President Obama is not just battling for the Virginia voters he won handily in 2008, but is struggling to keep pace with his Republican opponent, Mitt Romney, in the race for campaign cash.
Obama held a nearly 2-to-1 cash advantage among Virginia campaign contributors in 2008 over then-Republican nominee Sen. John McCain. But less than three months out from Election Day, Obama is trailing Romney in Virginia fundraising.
By the end of June, Romney's campaign raised $4.5 million in Virginia, compared with the $4.2 million Obama raised, according to the Center for Responsive Politics, which tracks federal campaign spending.
Romney is outraising Obama even in traditionally Democratic Northern Virginia, according to the Virginia Public Access Project, a nonpartisan campaign watchdog. Romney has raised $1.35 million so far in Northern Virginia, while Obama has raised $1.14 million there. For both candidates, a large chunk of the money they're raising in Virginia comes from the same place: McLean.
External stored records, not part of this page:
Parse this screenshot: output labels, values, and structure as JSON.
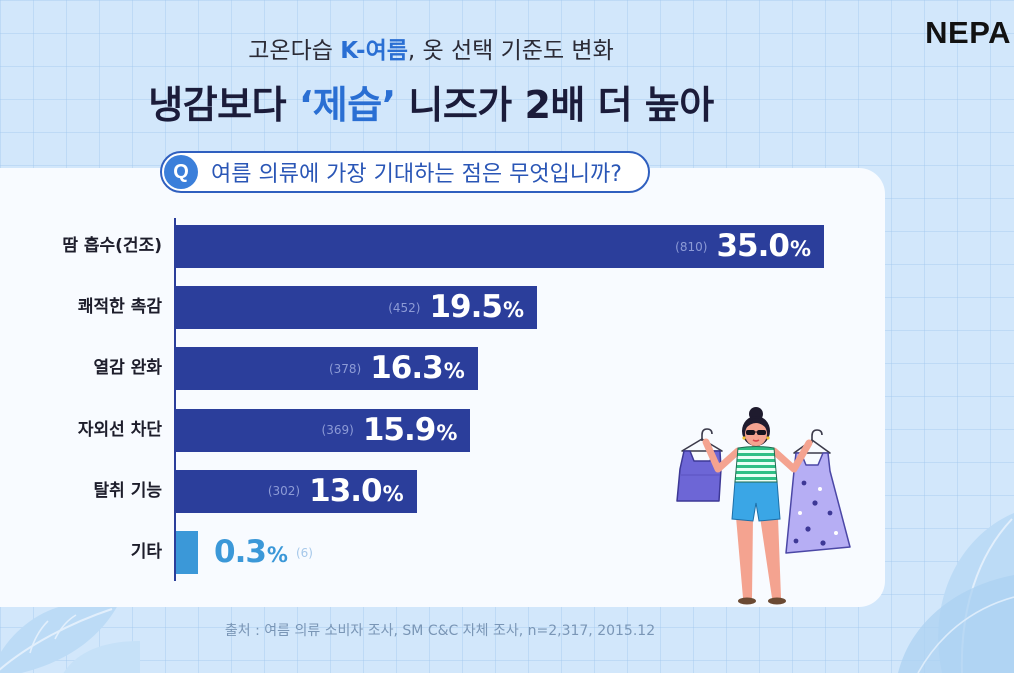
{
  "brand": {
    "logo_text": "NEPA"
  },
  "header": {
    "subtitle": {
      "pre": "고온다습 ",
      "highlight": "K-여름",
      "post": ", 옷 선택 기준도 변화"
    },
    "title": {
      "pre": "냉감보다 ",
      "highlight": "‘제습’",
      "post": " 니즈가 2배 더 높아"
    }
  },
  "question": {
    "badge": "Q",
    "text": "여름 의류에 가장 기대하는 점은 무엇입니까?"
  },
  "chart_data": {
    "type": "bar",
    "orientation": "horizontal",
    "categories": [
      "땀 흡수(건조)",
      "쾌적한 촉감",
      "열감 완화",
      "자외선 차단",
      "탈취 기능",
      "기타"
    ],
    "values": [
      35.0,
      19.5,
      16.3,
      15.9,
      13.0,
      0.3
    ],
    "value_unit": "%",
    "counts": [
      810,
      452,
      378,
      369,
      302,
      6
    ],
    "bar_colors": [
      "#2b3e9b",
      "#2b3e9b",
      "#2b3e9b",
      "#2b3e9b",
      "#2b3e9b",
      "#3b98d8"
    ],
    "grid": false
  },
  "source": {
    "text": "출처 : 여름 의류 소비자 조사, SM C&C 자체 조사, n=2,317, 2015.12"
  },
  "colors": {
    "accent": "#2a6fd3",
    "bar": "#2b3e9b",
    "ink": "#1b1c3a",
    "background": "#d2e7fb",
    "panel": "#f8fbff"
  }
}
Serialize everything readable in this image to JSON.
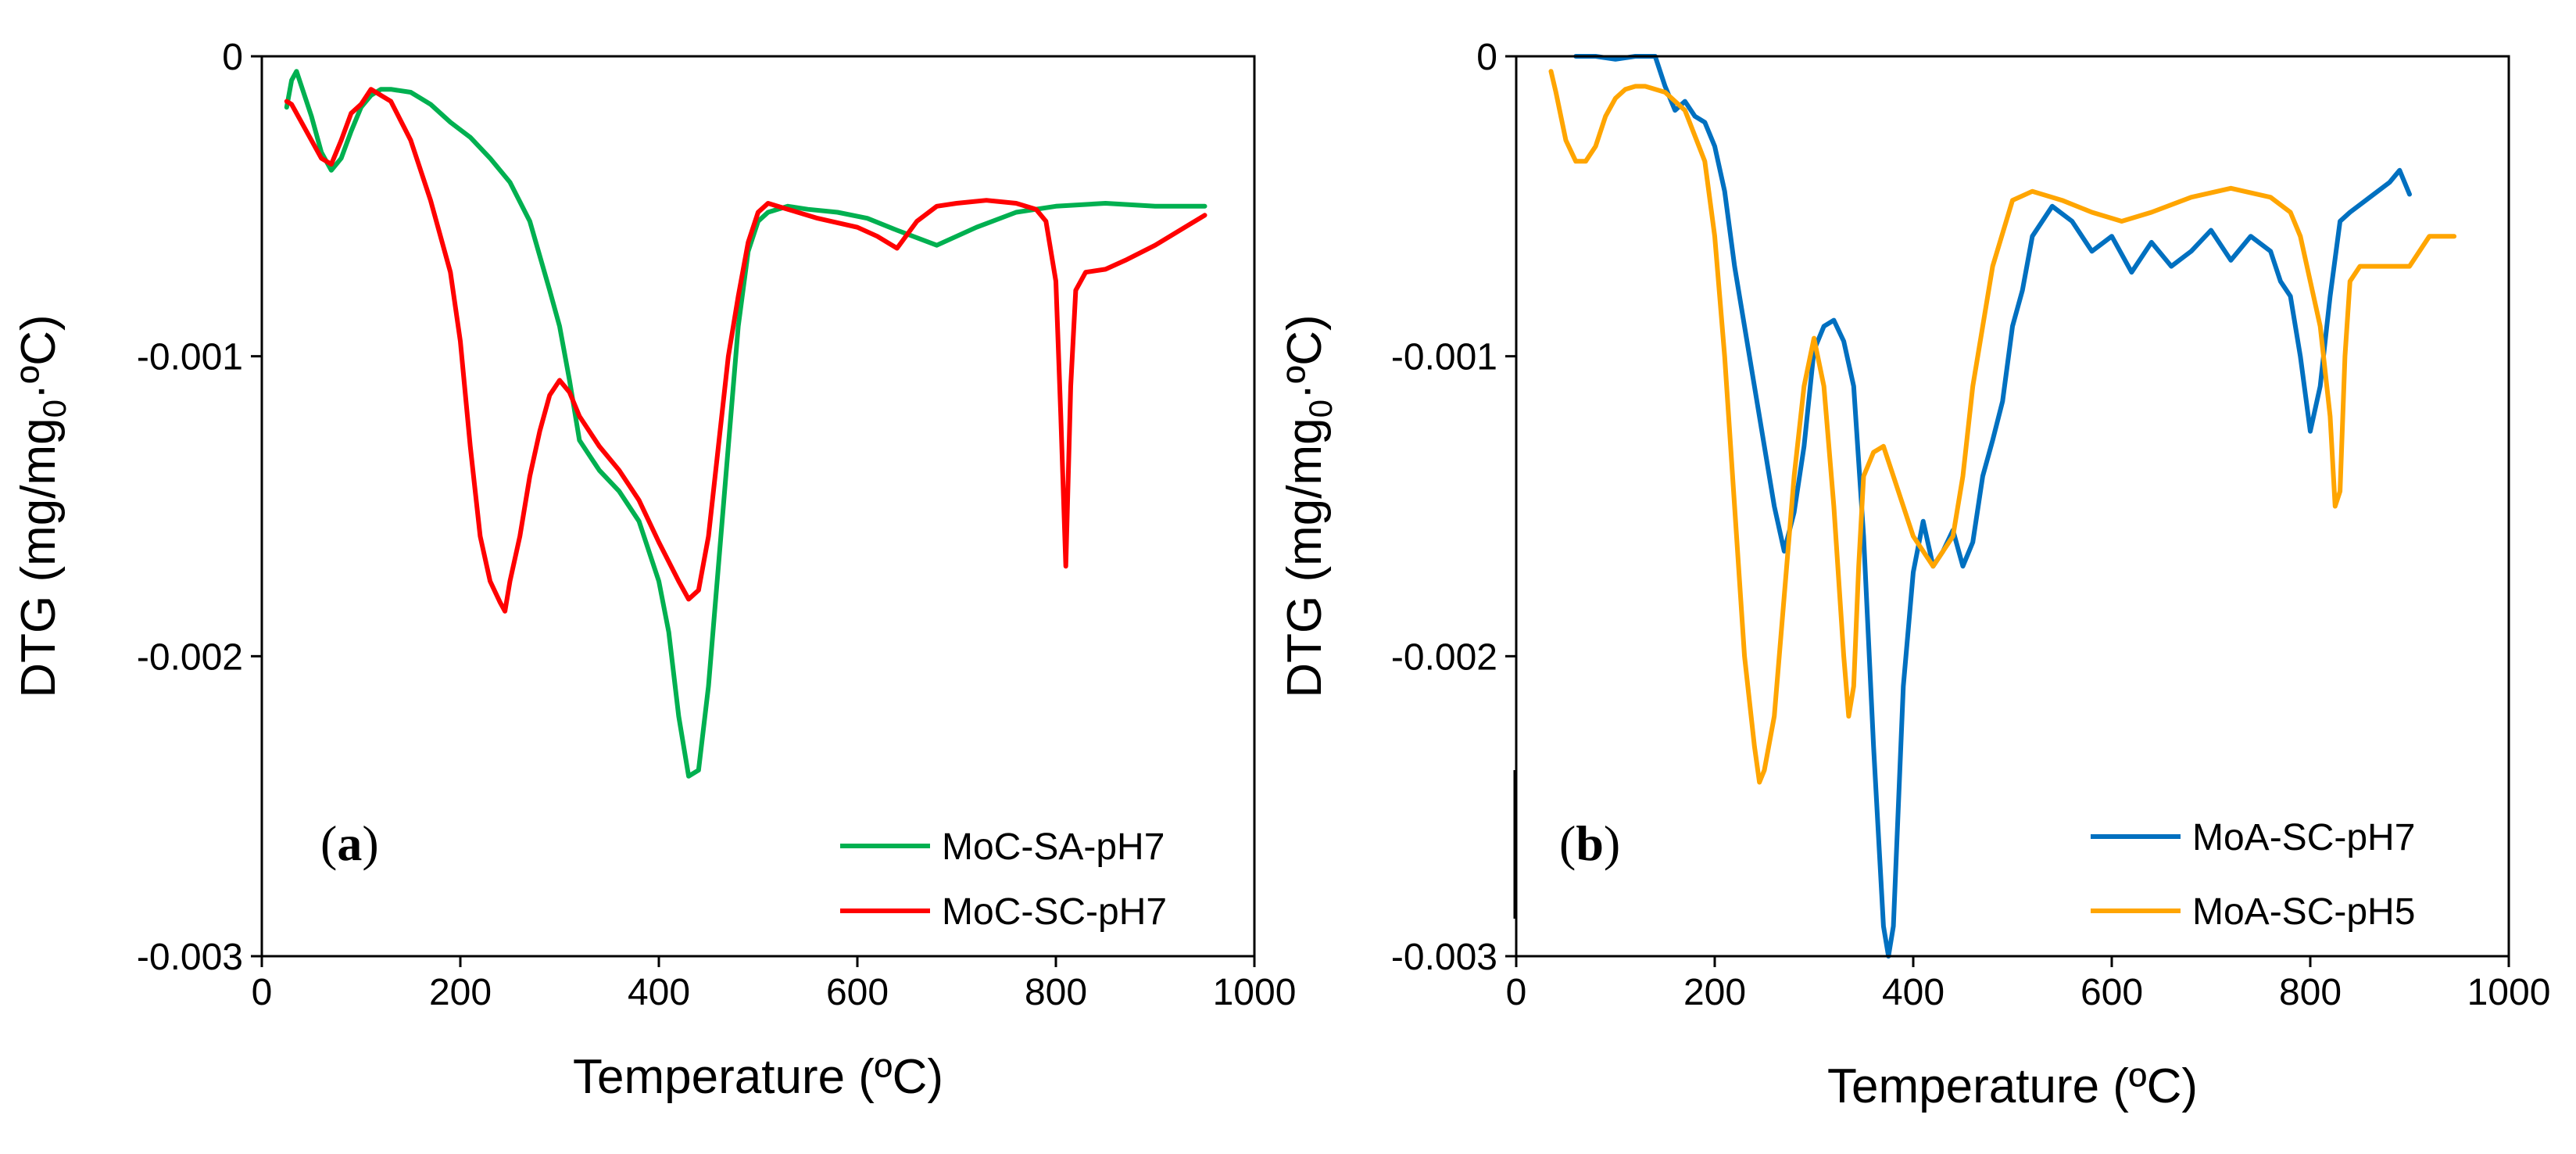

Romney also raised more than Obama in Hampton Roads and Richmond, two other hubs of the state's so-called Golden Crescent, where most of the state's residents live.
Romney's campaign said his fundraising edge is evidence that the pivotal swing state is ready to embrace him and oust Obama.
"Virginians are tired of waiting for President Obama to deliver on his campaign promises, and they know Mitt Romney will put jobs first, unleash Virginia's energy resources and keep our military strong," said Curt Cashour, a spokesman for Romney's Virginia campaign. "That's why energy, enthusiasm and support continue to grow for the Romney-Ryan ticket in Virginia and across the country."
For Obama, fundraising in Virginia has fallen behind the pace he set four years ago when he was battling to become America's first black president. He raised $6.8 million from Virginians by end of June that year, campaign finance filings show, but it's unclear whether he can generate that same kind of excitement a second time around.
"People were very excited about the prospect of electing Obama in 2008, and a real challenge is to rekindle a comparable level of enthusiasm," said Stephen Farnsworth, a political science professor at the University of Mary Washington. "It's an enthusiasm that relates to both the campaign workers and the donors."
The Obama campaign downplays Romney's fundraising edge, saying its army of small donors will trump Republicans' heavy spending at the polls Nov. 6.
"We fully expect to get outspent on the airwaves this year," said one Obama campaign official. "The strength of this campaign has always been on the ground, and that's why our team has been working in Virginia, recruiting volunteers, organizing supporters and building the largest grassroots campaign in history."
The battle for Virginia cash continues. Romney's vice presidential pick, Paul Ryan, was in Arlington on Friday for a $15,000-a-head fundraiser.